BAB VII Aku Lelaki Tangguh

527 32 0
                                    

Ridwan benci dengan mereka semua. Benci. Dia pun akhirnya tak lagi masuk ke sekolah. Kesabarannya sudah mulai habis. Terlebih setelah kemarin ibunya datang ke sekolah dipanggil karena ketidak hadirannya. Bahkan sampai menangis di depan kelas, di hadapan teman-temannya. Ridwan yang mengetahui hal ini berharap teman-temannya bisa berubah. Tapi ternyata tidak. Teman-temannya makin membully dia, sampai-sampai dia disebut sebagai Pangeran Hilang. Dia masuk ke sekolah hanya untuk mengikuti kegiatan keorganisasian. Selebihnya dia alpha. Karena sebelumnya tak pernah alpha hal itu pun membuat guru-guru bertanya-tanya kemana anak ini? Apakah karena kegiatan organisasi? Wali kelasnya Bu Sulis pun menanyakan kepada seluruh kelas, tapi tak ada satupun yang tahu keberadaan Ridwan karena ini sudah seminggu dia tidak masuk kelas.

Seminggu ini Ridwan sedang mengumpulkan keberanian. Keberanian untuk menghadapi bully-an teman-temannya. Dan hari Senin itu pun dia berencana untuk mengakhiri semuanya. Selama dua minggu tidak masuk, Ridwan menghabiskan waktunya di masjid atau sekedar ke gym untuk latihan beladiri yang dia tekuni beberapa waktu ini. Tujuannya cuma satu agar bisa melawan balik Danang dan kawan-kawannya kalau menganggu dia lagi. Hasil latihannya akan diuji hari ini.

Ketika ia muncul, seluruh mata tertuju kepadanya. Terutama Danang.

"Wah, si Pangeran Hilang muncul," ejek Shinta.

Ridwan diam saja. Belum juga lama duduk dia langsung ditempeleng oleh Danang, "Kemana aja kamu, kodok!?"

Ridwan mengaduh, "Beliin aku nasi pecel lagi!"

"Beli aja sendiri!" kata Ridwan.

"Anjing, berani juga kamu. Udah punya nyali? Hah?" Danang melotot kepadanya. Tampak mata Ridwan menatapnya tajam. Kerah bajunya pun dicengkram. "Awas nanti pulang, kuhajar kau!"

Kata-kata seperti itu sudah sering didengar oleh Ridwan. Dia pun menghela nafas. Dia melihat arlojinya. Jam menunjukkan pukul tujuh kurang. Dia lalu membawa ranselnya dan keluar kelas. Rasanya melihat atmosfer kelas ia sudah muak.

"Lho lho lho, keluar lagi Si Pangeran Hilang," kata Shinta mengejek. Dia dan teman-temannya pun tertawa.

BRAK! Tiba-tiba Ridwan menghantam pintu kelas hingga daun pintunya berlubang akibat tinjunya. Darah Ridwan sudah mendidih.

"Kalian bisa hentikan? Apa aku perlu melakukan ini? Baiklah, Danang! Dengarkan baik-baik. Aku menantangmu untuk duel satu lawan satu. Kalau aku menang duel ini, kau jangan menggangguku lagi. Begitu juga kalian. Jangan pernah menghinaku lagi, jangan pernah menyikiti aku lagi," Ridwan menoleh ke arah teman-teman sekelasnya.

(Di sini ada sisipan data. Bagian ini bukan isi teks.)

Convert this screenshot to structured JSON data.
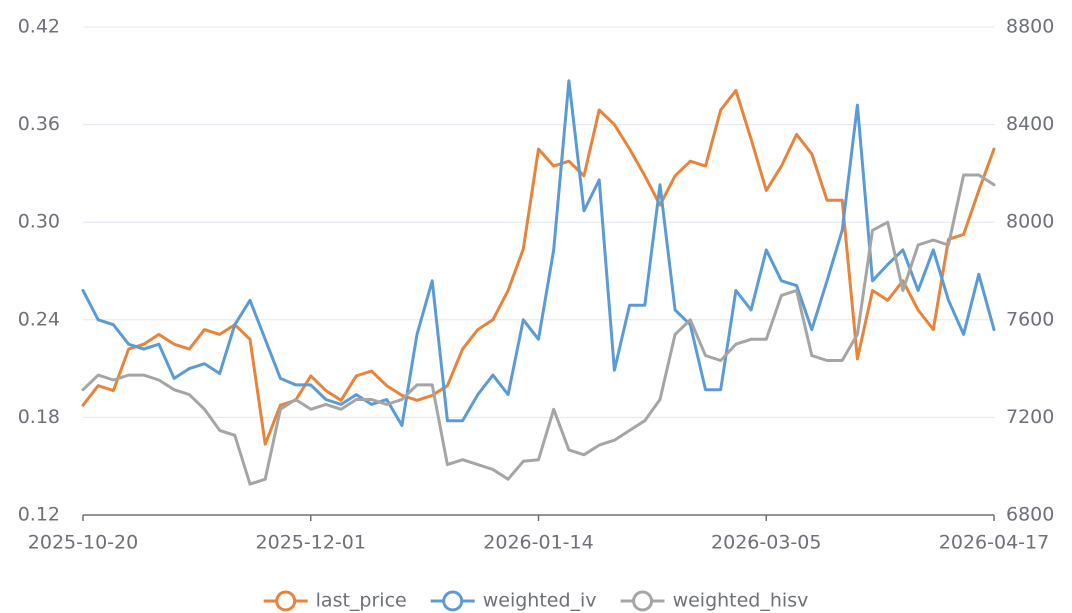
{
  "chart_data": {
    "type": "line",
    "categories": [
      "2025-10-20",
      null,
      null,
      null,
      null,
      null,
      null,
      null,
      null,
      null,
      null,
      null,
      null,
      null,
      null,
      "2025-12-01",
      null,
      null,
      null,
      null,
      null,
      null,
      null,
      null,
      null,
      null,
      null,
      null,
      null,
      null,
      "2026-01-14",
      null,
      null,
      null,
      null,
      null,
      null,
      null,
      null,
      null,
      null,
      null,
      null,
      null,
      null,
      "2026-03-05",
      null,
      null,
      null,
      null,
      null,
      null,
      null,
      null,
      null,
      null,
      null,
      null,
      null,
      null,
      "2026-04-17"
    ],
    "series": [
      {
        "name": "last_price",
        "color": "#e8833a",
        "axis": "y2",
        "values": [
          7250,
          7330,
          7310,
          7480,
          7500,
          7540,
          7500,
          7480,
          7560,
          7540,
          7580,
          7520,
          7090,
          7250,
          7270,
          7370,
          7310,
          7270,
          7370,
          7390,
          7330,
          7290,
          7270,
          7290,
          7330,
          7480,
          7560,
          7600,
          7720,
          7890,
          8300,
          8230,
          8250,
          8190,
          8460,
          8400,
          8300,
          8190,
          8070,
          8190,
          8250,
          8230,
          8460,
          8540,
          8340,
          8130,
          8230,
          8360,
          8280,
          8090,
          8090,
          7440,
          7720,
          7680,
          7760,
          7640,
          7560,
          7930,
          7950,
          8130,
          8300
        ]
      },
      {
        "name": "weighted_iv",
        "color": "#5b9bd5",
        "values": [
          0.258,
          0.24,
          0.237,
          0.225,
          0.222,
          0.225,
          0.204,
          0.21,
          0.213,
          0.207,
          0.237,
          0.252,
          0.228,
          0.204,
          0.2,
          0.2,
          0.191,
          0.188,
          0.194,
          0.188,
          0.191,
          0.175,
          0.231,
          0.264,
          0.178,
          0.178,
          0.194,
          0.206,
          0.194,
          0.24,
          0.228,
          0.283,
          0.387,
          0.307,
          0.326,
          0.209,
          0.249,
          0.249,
          0.323,
          0.246,
          0.237,
          0.197,
          0.197,
          0.258,
          0.246,
          0.283,
          0.264,
          0.261,
          0.234,
          0.264,
          0.295,
          0.372,
          0.264,
          0.274,
          0.283,
          0.258,
          0.283,
          0.252,
          0.231,
          0.268,
          0.234
        ]
      },
      {
        "name": "weighted_hisv",
        "color": "#a5a5a5",
        "values": [
          0.197,
          0.206,
          0.203,
          0.206,
          0.206,
          0.203,
          0.197,
          0.194,
          0.185,
          0.172,
          0.169,
          0.139,
          0.142,
          0.185,
          0.191,
          0.185,
          0.188,
          0.185,
          0.191,
          0.191,
          0.188,
          0.191,
          0.2,
          0.2,
          0.151,
          0.154,
          0.151,
          0.148,
          0.142,
          0.153,
          0.154,
          0.185,
          0.16,
          0.157,
          0.163,
          0.166,
          0.172,
          0.178,
          0.191,
          0.231,
          0.24,
          0.218,
          0.215,
          0.225,
          0.228,
          0.228,
          0.255,
          0.258,
          0.218,
          0.215,
          0.215,
          0.231,
          0.295,
          0.3,
          0.258,
          0.286,
          0.289,
          0.286,
          0.329,
          0.329,
          0.323
        ]
      }
    ],
    "ylim": [
      0.12,
      0.42
    ],
    "yticks": [
      0.12,
      0.18,
      0.24,
      {
        "value": 0.3,
        "label": "0.30"
      },
      0.36,
      0.42
    ],
    "y2lim": [
      6800,
      8800
    ],
    "y2ticks": [
      6800,
      7200,
      7600,
      8000,
      8400,
      8800
    ],
    "grid": true,
    "legend": "bottom"
  }
}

Matanya yang tajam menatap mata Danang. Tak seperti sebelumnya kini keadaan kelas hening. Melihat kepalan tangan Ridwan yang menghancurkan pintu kelas itu benar-benar serius. Kali ini Ridwan benar-benar ingin meluapkan segala amarahnya. Dan mereka tak menyangka Ridwan bisa menjebol pintu kelas itu yang memang terbuat dari papan. Ini hasil latihan dia selama ini.

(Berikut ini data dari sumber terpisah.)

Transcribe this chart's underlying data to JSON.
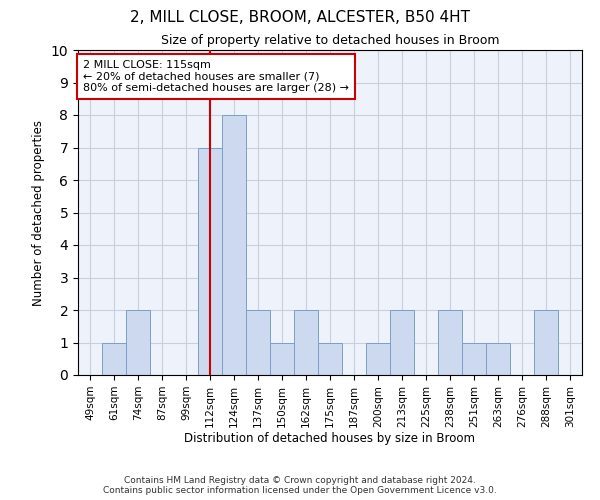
{
  "title1": "2, MILL CLOSE, BROOM, ALCESTER, B50 4HT",
  "title2": "Size of property relative to detached houses in Broom",
  "xlabel": "Distribution of detached houses by size in Broom",
  "ylabel": "Number of detached properties",
  "categories": [
    "49sqm",
    "61sqm",
    "74sqm",
    "87sqm",
    "99sqm",
    "112sqm",
    "124sqm",
    "137sqm",
    "150sqm",
    "162sqm",
    "175sqm",
    "187sqm",
    "200sqm",
    "213sqm",
    "225sqm",
    "238sqm",
    "251sqm",
    "263sqm",
    "276sqm",
    "288sqm",
    "301sqm"
  ],
  "values": [
    0,
    1,
    2,
    0,
    0,
    7,
    8,
    2,
    1,
    2,
    1,
    0,
    1,
    2,
    0,
    2,
    1,
    1,
    0,
    2,
    0
  ],
  "bar_color": "#ccd9ee",
  "bar_edge_color": "#7b9fc7",
  "vline_index": 5,
  "vline_color": "#cc0000",
  "annotation_line1": "2 MILL CLOSE: 115sqm",
  "annotation_line2": "← 20% of detached houses are smaller (7)",
  "annotation_line3": "80% of semi-detached houses are larger (28) →",
  "annotation_box_color": "#ffffff",
  "annotation_box_edge_color": "#cc0000",
  "ylim": [
    0,
    10
  ],
  "yticks": [
    0,
    1,
    2,
    3,
    4,
    5,
    6,
    7,
    8,
    9,
    10
  ],
  "grid_color": "#c8d0e0",
  "background_color": "#eef2fb",
  "footer1": "Contains HM Land Registry data © Crown copyright and database right 2024.",
  "footer2": "Contains public sector information licensed under the Open Government Licence v3.0."
}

Danang tertawa, "Udah punya nyali rupanya. OK, nanti sore kita ketemu. Mau di mana?"

Ridwan melangkah ke depan Danang. Wajahnya mendekat. Mata mereka beradu. "Nanti sore di lapangan basket. Kau dan aku, satu lawan satu. Jangan pernah kau pakai teman-temanmu untuk mengadapiku atau kau akan dianggap banci!"

"OK, nanti sore! Kalau kau kalah, kau akan jadi budakku selamanya," kata Danang.

Ridwan lalu membalikkan badan dan meninggalkan kelas. Dia memang tak berminat untuk mengikuti pelajaran hari itu. Karena memang tujuanya ke sekolah hanya untuk menyelesaikan urusan yang belum selesai dengan mereka.